Despachan 40-50 cada jornada, salvo el miércoles, que alcanzan los 100, cosa de un cocido que sabe a gloria y que necesita 48 horas de cocinado. Lo sirven en tres vuelcos, con piparras vascas que ellos mismos encurten, salsa de tomate con comino y ajo y mollete de pringá -maquinación propia- con el que arranca el festín. ¡Ojo al dato! Bajo encargo, cualquier jornada puede ser día de cocido (28 euros). Hoy lo que toca es un pote gallego que levanta el espíritu o espárragos que lo aligeran; para seguir, gallina en pepitoria, bien de salsa, o merluza. ¿El postre?
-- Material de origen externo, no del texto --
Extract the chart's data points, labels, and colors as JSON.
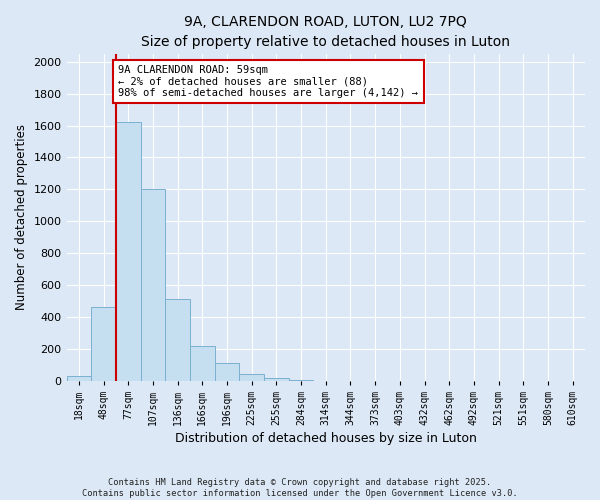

Un flan o una tarta de Santiago. "Salvo el pan, todo lo hacemos nosotros". Aquí es un sacrilegio hablar de productos de quinta gama, porque la calidad es uno de sus mantras. Género de primera que Paco busca en Mercamadrid -"voy tres o cuatro veces por semana"- y en proveedores de confianza.

Pescados de Pesca XXI; aves de Higinio Gómez; frutas y verduras de La Atalaya (Murcia); alcachofas de pequeños productores de Tudela; tomates raf de Almería y los de verano de Huertos Vega de Tajuña (Chinchón).

Escabeche de lengua de ternera.
Escabeche de lengua de ternera.

Para las carnes echa mano de Urbano de Frutos, El Encinar de Humienta y Cárnicas Lyo, trío potente, que por algo Ponzano fue restaurante pionero en tener cámara de maduración de carne (trabajan con ternera rosada, vaca joven y vacas viejas: la simmental centroeuropea, la rubia gallega y la casina asturiana).

El Mercado

Han sido precursores de más cosas, como el ronqueo de un ejemplar de atún de almadraba de 300 kilos, solo les adelantó Juan Pablo Felipe (ya fallecido) en El Chaflán, en 2006. Sus jornadas del atún rojo y las de casquería siempre han gozado de reconocimiento, igual que las sugerencias que trae el mercado y convierten en plato y su variada carta, pegada a la temporada.

Tomen nota de los imprescindibles del lugar, porque la lista es larga y todos se pueden disfrutar en el bar o en cualquiera de sus salas. Callos a la madrileña; torreznos de Ávila; piparras fritas en temporada; tomate con sal, aceite y cebolleta solo en verano; escabeches; platos casqueros como callos de cordero con sus manitas; chuleta a la parrilla de fuego o solo a la plancha, que bordan sin necesidad de leña de encina...

Ponzano fue pionero en tener cámara de maduración.
Ponzano fue pionero en tener cámara de maduración.©Ponzano

No se pierdan sus croquetas de jamón (de rabo de toro en San Isidro) elaboradas con una mantequilla que ya vendía el abuelo de Paco en el ultramarinos. "Cuando abrió Robuchon en Madrid, la probaron aquí y creo que tomaron nota para su famoso puré de patata", se explaya Melania.

No busquen reinterpretaciones ni versiones contemporáneas. Lo que hay son recetas de siempre, tapas y raciones -"con ellas hemos fidelizado a nuestros clientes, ese es nuestro sitio y nuestra máxima"- y ese menú del día que no ha cambiado de precio en cuatro años.

"Imagínate lo que ha subido la materia prima desde entonces. Yo no puedo repercutirlo en el cliente, porque no es que la clase media haya perdido poder adquisitivo, es que se ha empobrecido", sale en Paco el analista económico que no se arrepiente de ser tabernero y que "nunca volverá a ser auditor". No le ha ido nada mal. "Gracias al trabajo de Paco, que es Súper García y nadie le gana a currante". Palabra de Melania.

Ponzano.Ponzano, 12. Tel.: 91 448 68 80. Precio medio: 50 euros en el comedor y unos 30 en la barra.